Agnos briefly put the ballpark subsidy push on hold but then resumed campaigning. Opponents of the deal replied on the final weekend with a mass mailing suggesting that, what with the earthquake and all, the city might just have more pressing uses of tax dollars than lining Lurie's pockets.

And here's where Agnos dropped the bomb he had been holding in reserve: The opponents' mailer, he charged, was financed by Gregg Lukenbill of Sacramento, who was trying to steal the Giants. "We haven't had any looting after the earthquake until now," Agnos proclaimed. In a front-page editorial the San Francisco Chronicle piled on: "A contemptible, inflammatory and highly inaccurate hit piece... stands exposed as a scheme by Sacramento promoters." (How much importance do newspapers attach to subsidizing the home team? In all my years of reading the Chronicle — through the threat of Cold War nuclear holocaust, the turmoil over the Vietnam War and civil rights, the crimes and impeachment of Richard Nixon, the assassinations of Mayor George Moscone and Supervisor Harvey Milk — that is the only front-page editorial I can recall.)

Lukenbill denied any involvement. And despite Agnos's charges and the Chronicle's ranting, San Francisco voters turned down the subsidy plan.

But Lukenbill was lying.

Maurice Read, his spokesman, and David Townsend, the Sacramento political consultant, had met Davis and Schlackman, managers of the campaign against the subsidy, for lunch in San Francisco on September 29. They learned that the campaign was winnable but needed money for opposition mailers. They relayed the news to Lukenbill, who was deeply committed to building a privately financed stadium to bring the then-LA Raiders and baseball to Sacramento. Lukenbill knew that if the Giants stayed in San Francisco the team could block any competitor from locating in Sacramento, within its monopoly 100-mile territory. To improve Sacramento's chances, he called business associates and asked them to donate to opponents' campaign. One of them, a Woodland steel manufacturer, made a $12,500 contribution reported the day before the election.

"I made a few phone calls to protect Sacramento's interest in potentially getting a baseball team here," Lukenbill admitted months later. "I'm not ashamed of that. I'm proud of it. I want baseball in Sacramento and I'm proud of it and I'm not going to back off of it."

What Lukenbill didn't know was that Agnos and the Giants, their campaign failing in the wake of the earthquake, had been tipped off to his possible involvement within days of the first contact with the opponents, and had been itching to use the "outsider" threat in a last-minute push. Nor did he know that Agnos was a bad loser. The mayor urged San Francisco District Attorney Arlo Smith to prosecute his opponents; Smith, hoping to goose his campaign for state attorney general, complied.
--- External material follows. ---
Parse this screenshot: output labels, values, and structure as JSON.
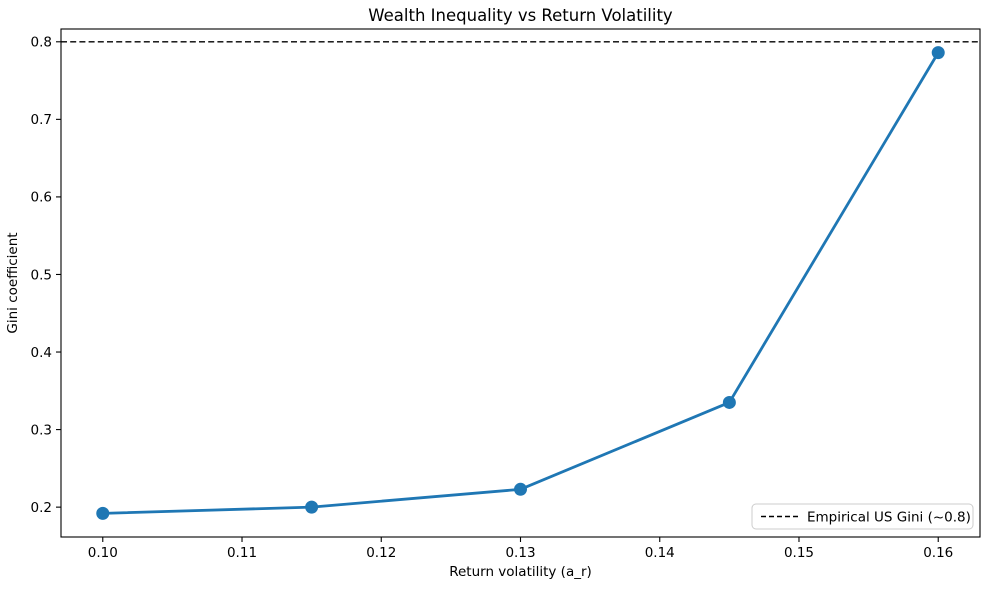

He got the grand jury to indict Lukenbill and the rest of the Ballpark Five on the incredible theory that their efforts to help the anti-subsidy campaign constituted a conspiracy to create a campaign committee that had failed to report its existence.

But this is the rare story with many happy endings:

  • Having failed four times in five years, first in San Francisco and later in San Jose, to get voters to buy them a new stadium, the Giants, under new ownership, gave up their extortion bid and built their own privately financed ballpark. The team has gone on to win two World Series.
  • Having protected their public resources for investments more potent than subsidizing sports owners, San Francisco and San Jose are now among the most economically buoyant big cities in the world.
  • When the Ballpark Five reached court, the judge dismissed the case, saying there was no evidence any laws were broken and no grounds for the grand jury's indictment or the district attorney's pursuit of the case.
  • Dogged by the judge's conclusion that he had been engaged in a political prosecution and hurt by revelations that he had sought to speed up the case to help his campaign, Arlo Smith was defeated in his campaign for attorney general.

The baseball on my desk freshly reminds that, in politics as in sport, the game is hardball, and though everybody mouths the bromide about "it's how you play the game," the spitball your side throws never seems as wet as the one loaded up by guy in the other dugout.